Up until a couple of years ago, Saudi Arabia was a destination largely frequented by only Muslim pilgrims hoping to complete Hajj and men on business trips. This was before 2019, when the large Gulf country introduced an e-visa for leisure tourism, welcoming visitors from all around the globe to take in everything that the Kingdom has to offer, including newly-established attractions and events, ranging from electronic dance music festivals to art exhibitions. This was a pivotal move in the implementation of Vision 2030, a program introduced to diversify the Kingdom’s economy via a host of attractions, in order to reduce the country’s reliance on oil.
Among the initiatives launched is a spectrum of festivals currently shaping Saudi Arabia’s cultural landscape and attracting a host of tourists, celebrities, and industry elites to the Kingdom in the process. From Saudi Design Week in Riyadh to the Red Sea Film Festival in Jeddah, Saudi Arabia is slowly cementing itself as a leading cultural destination for contemporary arts. Its latest plans for Wadi AlFann — meaning “Valley of the Arts” — further prove that.

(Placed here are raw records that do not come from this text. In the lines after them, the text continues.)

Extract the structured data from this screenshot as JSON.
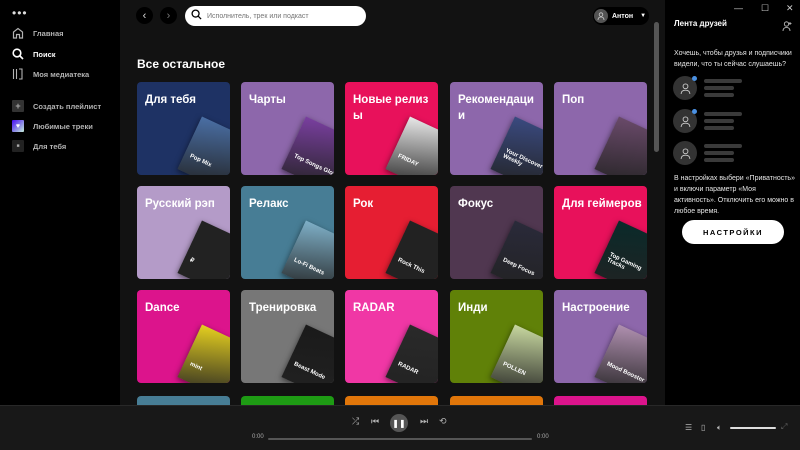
{
  "sidebar": {
    "menu_icon": "more-dots-icon",
    "nav": [
      {
        "label": "Главная",
        "icon": "home-icon"
      },
      {
        "label": "Поиск",
        "icon": "search-icon",
        "active": true
      },
      {
        "label": "Моя медиатека",
        "icon": "library-icon"
      }
    ],
    "playlists": [
      {
        "label": "Создать плейлист",
        "icon": "plus-icon"
      },
      {
        "label": "Любимые треки",
        "icon": "heart-icon"
      },
      {
        "label": "Для тебя",
        "icon": "playlist-icon"
      }
    ]
  },
  "header": {
    "search_placeholder": "Исполнитель, трек или подкаст",
    "user_name": "Антон"
  },
  "main": {
    "section_title": "Все остальное",
    "cards": [
      {
        "title": "Для тебя",
        "color": "#1e3264",
        "cover": "#4a6fa5",
        "cover_text": "Pop Mix"
      },
      {
        "title": "Чарты",
        "color": "#8d67ab",
        "cover": "#7a3fa0",
        "cover_text": "Top Songs Global"
      },
      {
        "title": "Новые релизы",
        "color": "#e8115b",
        "cover": "#e8e8e8",
        "cover_text": "FRIDAY"
      },
      {
        "title": "Рекомендации",
        "color": "#8d67ab",
        "cover": "#3a4a80",
        "cover_text": "Your Discover Weekly"
      },
      {
        "title": "Поп",
        "color": "#8d67ab",
        "cover": "#6a4a6a",
        "cover_text": ""
      },
      {
        "title": "Русский рэп",
        "color": "#b49bc8",
        "cover": "#222",
        "cover_text": "₽"
      },
      {
        "title": "Релакс",
        "color": "#477d95",
        "cover": "#7fb0c8",
        "cover_text": "Lo-Fi Beats"
      },
      {
        "title": "Рок",
        "color": "#e61e32",
        "cover": "#222",
        "cover_text": "Rock This"
      },
      {
        "title": "Фокус",
        "color": "#503750",
        "cover": "#2a2a3a",
        "cover_text": "Deep Focus"
      },
      {
        "title": "Для геймеров",
        "color": "#e8115b",
        "cover": "#0a2a2a",
        "cover_text": "Top Gaming Tracks"
      },
      {
        "title": "Dance",
        "color": "#dc148c",
        "cover": "#e6d020",
        "cover_text": "mint"
      },
      {
        "title": "Тренировка",
        "color": "#777777",
        "cover": "#1a1a1a",
        "cover_text": "Beast Mode"
      },
      {
        "title": "RADAR",
        "color": "#f037a5",
        "cover": "#2a2a2a",
        "cover_text": "RADAR"
      },
      {
        "title": "Инди",
        "color": "#608108",
        "cover": "#c8d8a0",
        "cover_text": "POLLEN"
      },
      {
        "title": "Настроение",
        "color": "#8d67ab",
        "cover": "#b090b0",
        "cover_text": "Mood Booster"
      },
      {
        "title": "",
        "color": "#477d95"
      },
      {
        "title": "",
        "color": "#1e9b14"
      },
      {
        "title": "",
        "color": "#e1760a"
      },
      {
        "title": "",
        "color": "#e1760a"
      },
      {
        "title": "",
        "color": "#dc148c"
      }
    ]
  },
  "friends": {
    "title": "Лента друзей",
    "prompt": "Хочешь, чтобы друзья и подписчики видели, что ты сейчас слушаешь?",
    "hint": "В настройках выбери «Приватность» и включи параметр «Моя активность». Отключить его можно в любое время.",
    "button": "НАСТРОЙКИ"
  },
  "player": {
    "elapsed": "0:00",
    "duration": "0:00",
    "progress": 0,
    "volume": 1.0,
    "state": "playing"
  }
}
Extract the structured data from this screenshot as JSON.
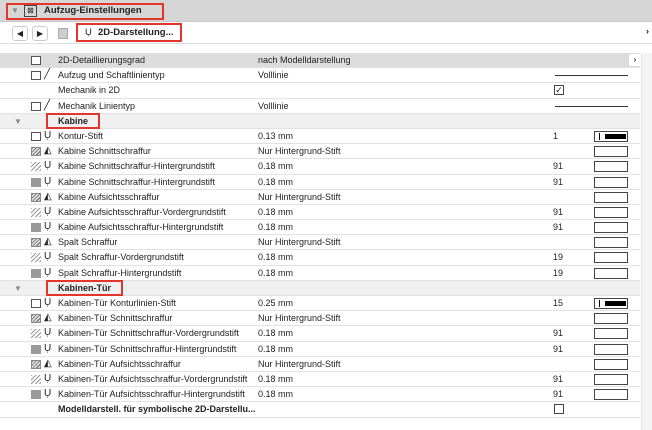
{
  "title": "Aufzug-Einstellungen",
  "nav": {
    "back": "◀",
    "forward": "▶",
    "panel": "2D-Darstellung...",
    "more": "›"
  },
  "rows": [
    {
      "type": "first",
      "i1": "box",
      "label": "2D-Detaillierungsgrad",
      "value": "nach Modelldarstellung",
      "right": "arrow"
    },
    {
      "i1": "box",
      "i2": "line",
      "label": "Aufzug und Schaftlinientyp",
      "value": "Volllinie",
      "right": "line"
    },
    {
      "label": "Mechanik in 2D",
      "right": "check",
      "checked": true
    },
    {
      "i1": "box",
      "i2": "line",
      "label": "Mechanik Linientyp",
      "value": "Volllinie",
      "right": "line"
    },
    {
      "type": "group",
      "label": "Kabine"
    },
    {
      "i1": "box",
      "i2": "pen",
      "label": "Kontur-Stift",
      "value": "0.13 mm",
      "num": "1",
      "right": "pen"
    },
    {
      "i1": "hatch",
      "i2": "fill",
      "label": "Kabine Schnittschraffur",
      "value": "Nur Hintergrund-Stift",
      "right": "sw"
    },
    {
      "i1": "lhatch",
      "i2": "pen",
      "label": "Kabine Schnittschraffur-Hintergrundstift",
      "value": "0.18 mm",
      "num": "91",
      "right": "sw"
    },
    {
      "i1": "gray",
      "i2": "pen",
      "label": "Kabine Schnittschraffur-Hintergrundstift",
      "value": "0.18 mm",
      "num": "91",
      "right": "sw"
    },
    {
      "i1": "hatch",
      "i2": "fill",
      "label": "Kabine Aufsichtsschraffur",
      "value": "Nur Hintergrund-Stift",
      "right": "sw"
    },
    {
      "i1": "lhatch",
      "i2": "pen",
      "label": "Kabine Aufsichtsschraffur-Vordergrundstift",
      "value": "0.18 mm",
      "num": "91",
      "right": "sw"
    },
    {
      "i1": "gray",
      "i2": "pen",
      "label": "Kabine Aufsichtsschraffur-Hintergrundstift",
      "value": "0.18 mm",
      "num": "91",
      "right": "sw"
    },
    {
      "i1": "hatch",
      "i2": "fill",
      "label": "Spalt Schraffur",
      "value": "Nur Hintergrund-Stift",
      "right": "sw"
    },
    {
      "i1": "lhatch",
      "i2": "pen",
      "label": "Spalt Schraffur-Vordergrundstift",
      "value": "0.18 mm",
      "num": "19",
      "right": "sw"
    },
    {
      "i1": "gray",
      "i2": "pen",
      "label": "Spalt Schraffur-Hintergrundstift",
      "value": "0.18 mm",
      "num": "19",
      "right": "sw"
    },
    {
      "type": "group",
      "label": "Kabinen-Tür"
    },
    {
      "i1": "box",
      "i2": "pen",
      "label": "Kabinen-Tür Konturlinien-Stift",
      "value": "0.25 mm",
      "num": "15",
      "right": "pen"
    },
    {
      "i1": "hatch",
      "i2": "fill",
      "label": "Kabinen-Tür Schnittschraffur",
      "value": "Nur Hintergrund-Stift",
      "right": "sw"
    },
    {
      "i1": "lhatch",
      "i2": "pen",
      "label": "Kabinen-Tür Schnittschraffur-Vordergrundstift",
      "value": "0.18 mm",
      "num": "91",
      "right": "sw"
    },
    {
      "i1": "gray",
      "i2": "pen",
      "label": "Kabinen-Tür  Schnittschraffur-Hintergrundstift",
      "value": "0.18 mm",
      "num": "91",
      "right": "sw"
    },
    {
      "i1": "hatch",
      "i2": "fill",
      "label": "Kabinen-Tür Aufsichtsschraffur",
      "value": "Nur Hintergrund-Stift",
      "right": "sw"
    },
    {
      "i1": "lhatch",
      "i2": "pen",
      "label": "Kabinen-Tür Aufsichtsschraffur-Vordergrundstift",
      "value": "0.18 mm",
      "num": "91",
      "right": "sw"
    },
    {
      "i1": "gray",
      "i2": "pen",
      "label": "Kabinen-Tür Aufsichtsschraffur-Hintergrundstift",
      "value": "0.18 mm",
      "num": "91",
      "right": "sw"
    },
    {
      "type": "bold",
      "label": "Modelldarstell. für symbolische 2D-Darstellu...",
      "right": "check",
      "checked": false
    }
  ]
}
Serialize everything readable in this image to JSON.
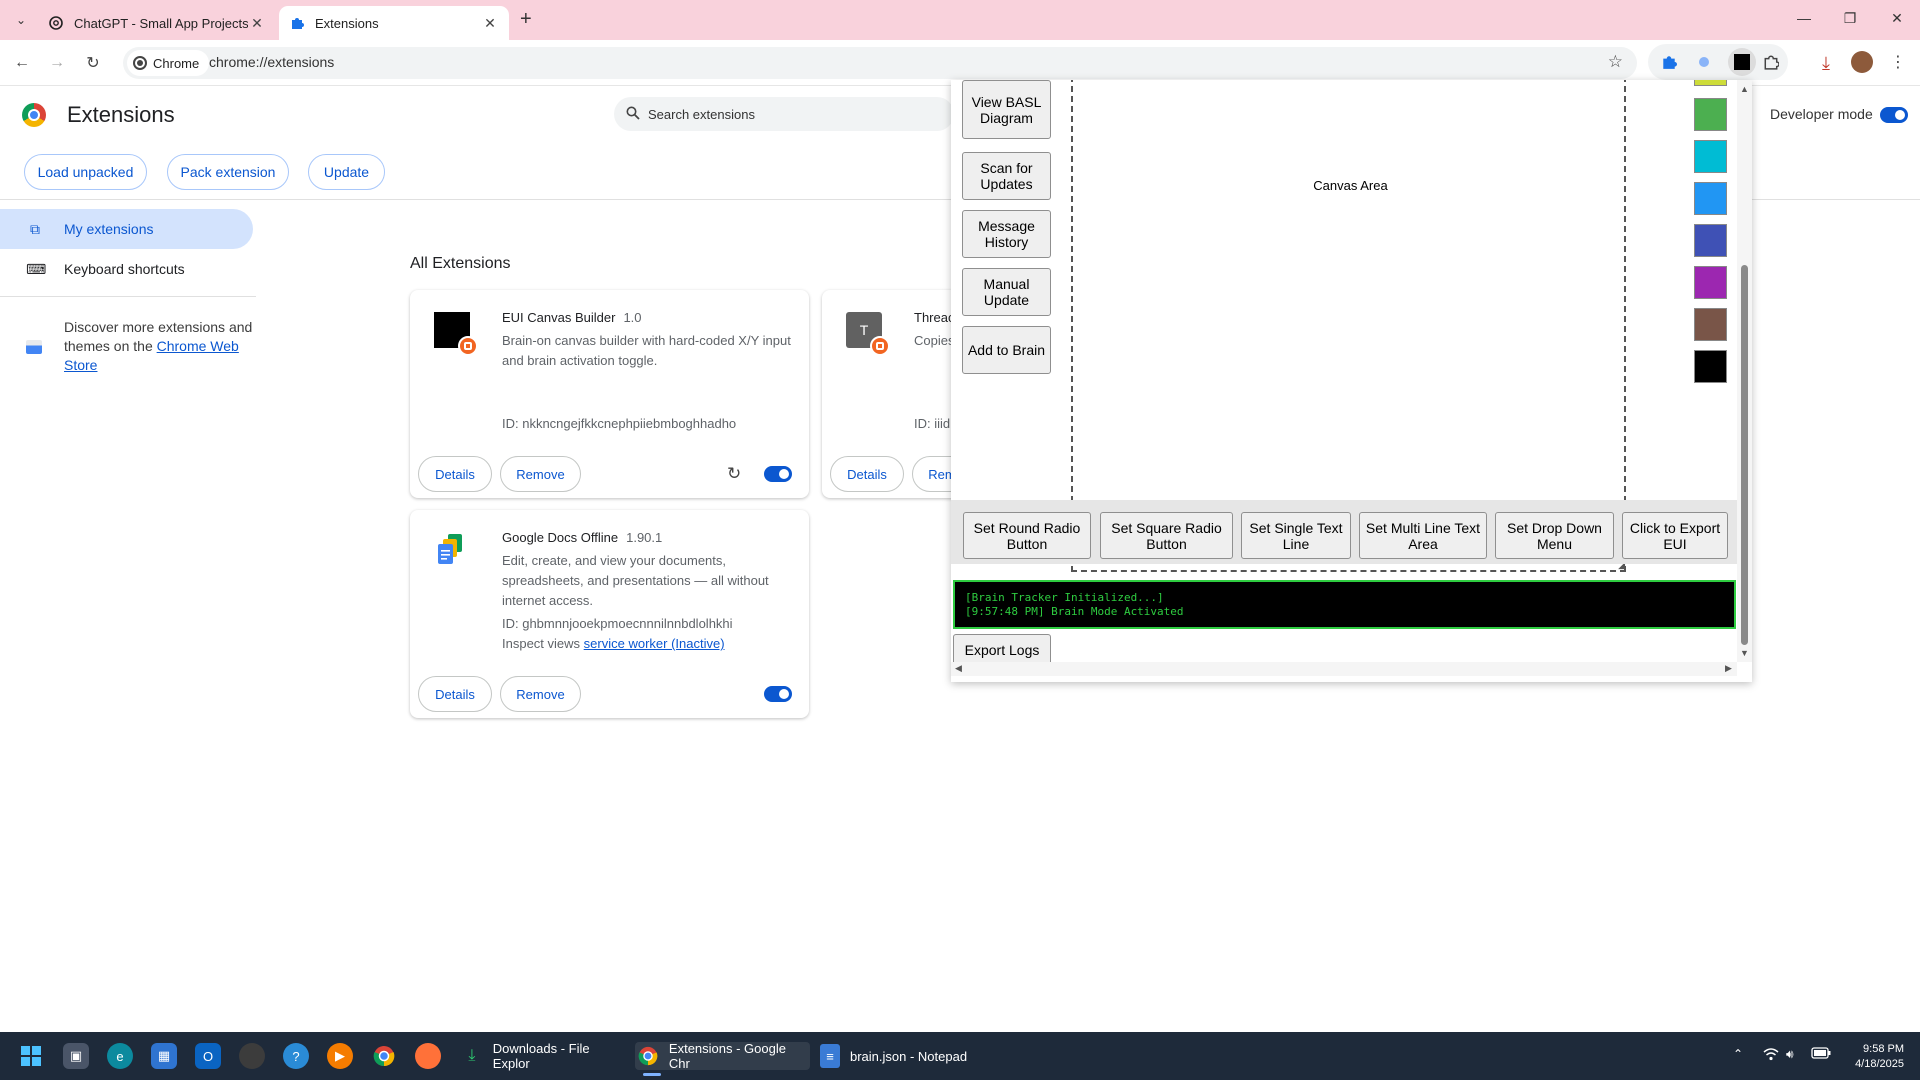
{
  "browser": {
    "tabs": [
      {
        "title": "ChatGPT - Small App Projects",
        "active": false
      },
      {
        "title": "Extensions",
        "active": true
      }
    ],
    "url": "chrome://extensions",
    "chip_label": "Chrome"
  },
  "header": {
    "title": "Extensions",
    "search_placeholder": "Search extensions",
    "developer_mode_label": "Developer mode",
    "developer_mode_on": true,
    "buttons": [
      "Load unpacked",
      "Pack extension",
      "Update"
    ]
  },
  "sidebar": {
    "items": [
      {
        "label": "My extensions",
        "selected": true
      },
      {
        "label": "Keyboard shortcuts",
        "selected": false
      }
    ],
    "discover_text": "Discover more extensions and themes on the",
    "store_link": "Chrome Web Store"
  },
  "main": {
    "section_title": "All Extensions",
    "cards": [
      {
        "name": "EUI Canvas Builder",
        "version": "1.0",
        "description": "Brain-on canvas builder with hard-coded X/Y input and brain activation toggle.",
        "id": "ID: nkkncngejfkkcnephpiiebmboghhadho",
        "details": "Details",
        "remove": "Remove",
        "enabled": true
      },
      {
        "name": "Threac",
        "description": "Copies",
        "id": "ID: iiid",
        "icon_letter": "T",
        "details": "Details",
        "remove": "Rem"
      },
      {
        "name": "Google Docs Offline",
        "version": "1.90.1",
        "description": "Edit, create, and view your documents, spreadsheets, and presentations — all without internet access.",
        "id": "ID: ghbmnnjooekpmoecnnnilnnbdlolhkhi",
        "inspect_label": "Inspect views",
        "inspect_link": "service worker (Inactive)",
        "details": "Details",
        "remove": "Remove",
        "enabled": true
      }
    ]
  },
  "popup": {
    "side_buttons": [
      "View BASL Diagram",
      "Scan for Updates",
      "Message History",
      "Manual Update",
      "Add to Brain"
    ],
    "canvas_label": "Canvas Area",
    "swatches": [
      "#cddc39",
      "#4caf50",
      "#00bcd4",
      "#2196f3",
      "#3f51b5",
      "#9c27b0",
      "#795548",
      "#000000"
    ],
    "row_buttons": [
      "Set Round Radio Button",
      "Set Square Radio Button",
      "Set Single Text Line",
      "Set Multi Line Text Area",
      "Set Drop Down Menu",
      "Click to Export EUI"
    ],
    "log_lines": [
      "[Brain Tracker Initialized...]",
      "[9:57:48 PM] Brain Mode Activated"
    ],
    "export_logs": "Export Logs"
  },
  "taskbar": {
    "apps": [
      {
        "label": "Downloads - File Explor"
      },
      {
        "label": "Extensions - Google Chr",
        "active": true
      },
      {
        "label": "brain.json - Notepad"
      }
    ],
    "time": "9:58 PM",
    "date": "4/18/2025"
  },
  "colors": {
    "accent": "#0b57d0",
    "tabbar": "#f9d2dc",
    "log_green": "#2ecc40",
    "taskbar": "#1e2a3a"
  }
}
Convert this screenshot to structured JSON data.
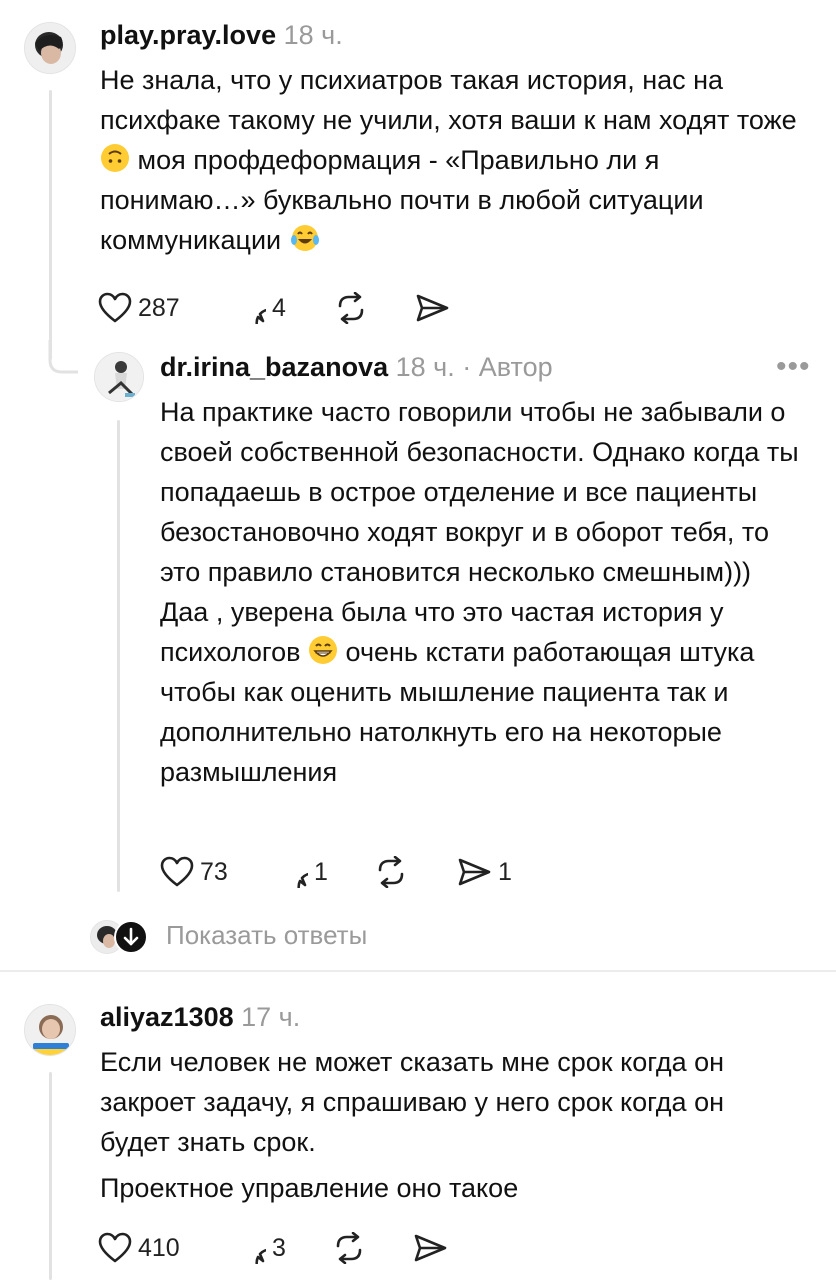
{
  "comments": [
    {
      "username": "play.pray.love",
      "time": "18 ч.",
      "text_parts": [
        "Не знала, что у психиатров такая история, нас на психфаке такому не учили, хотя ваши к нам ходят тоже ",
        " моя профдеформация - «Правильно ли я понимаю…» буквально почти в любой ситуации коммуникации "
      ],
      "emojis": [
        "upside-down-face-emoji",
        "tears-of-joy-emoji"
      ],
      "likes": "287",
      "replies": "4"
    },
    {
      "username": "dr.irina_bazanova",
      "time": "18 ч.",
      "separator": "·",
      "author_badge": "Автор",
      "more": "•••",
      "text_parts": [
        "На практике часто говорили чтобы не забывали о своей собственной безопасности. Однако когда ты попадаешь в острое отделение и все пациенты безостановочно ходят вокруг и в оборот тебя, то это правило становится несколько смешным))) Даа , уверена была что это частая история у психологов ",
        " очень кстати работающая штука чтобы как оценить мышление пациента так и дополнительно натолкнуть его на некоторые размышления"
      ],
      "emojis": [
        "grinning-face-emoji"
      ],
      "likes": "73",
      "replies": "1",
      "shares": "1"
    },
    {
      "username": "aliyaz1308",
      "time": "17 ч.",
      "paragraphs": [
        "Если человек не может сказать мне срок когда он закроет задачу, я спрашиваю у него срок когда он будет знать срок.",
        "Проектное управление оно такое"
      ],
      "likes": "410",
      "replies": "3"
    }
  ],
  "show_replies_label": "Показать ответы",
  "icons": {
    "like": "heart-icon",
    "reply": "speech-bubble-icon",
    "repost": "repost-icon",
    "share": "send-icon",
    "expand": "arrow-down-icon"
  },
  "colors": {
    "text": "#111111",
    "muted": "#9a9a9a",
    "thread_line": "#e2e2e2",
    "emoji_yellow": "#ffcc33"
  }
}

New, large-scale, site-specific commissions by renowned regional and international artists Manal AlDowayan, Agnes Denes, Michael Heizer, Ahmed Mater, and James Turrell will be the first five works to be conceived for the spectacular valley spanning approximately 65 square kilometers. These initial, permanently-placed five works will be completed and unveiled by 2024, marking the start of a continued program of commissions, with more artists to be announced.
The artists will create the works with respect for the natural, untouched landscape of stunning sandstone cliffs, undulating vistas, and canyons.
“Wadi AlFann will rekindle the creativity of AlUla and deliver new transformative experiences for locals and visitors alike,” said Nora Aldabal, executive director of Arts and Creative Industries, Royal Commission for AlUla in a press release. “As custodians of this land, a crossroad between East and West marked by 200,000 years of natural, human and cultural history, we must continue to harness the unique legacy of AlUla to build its future,” she added.
Wadi AlFann, developed in line with the Royal Commission for AlUla’s commitment to the region’s biodiversity and natural heritage, will unveil the first five artworks alongside an engaging public program that will include performances and tours through the valley.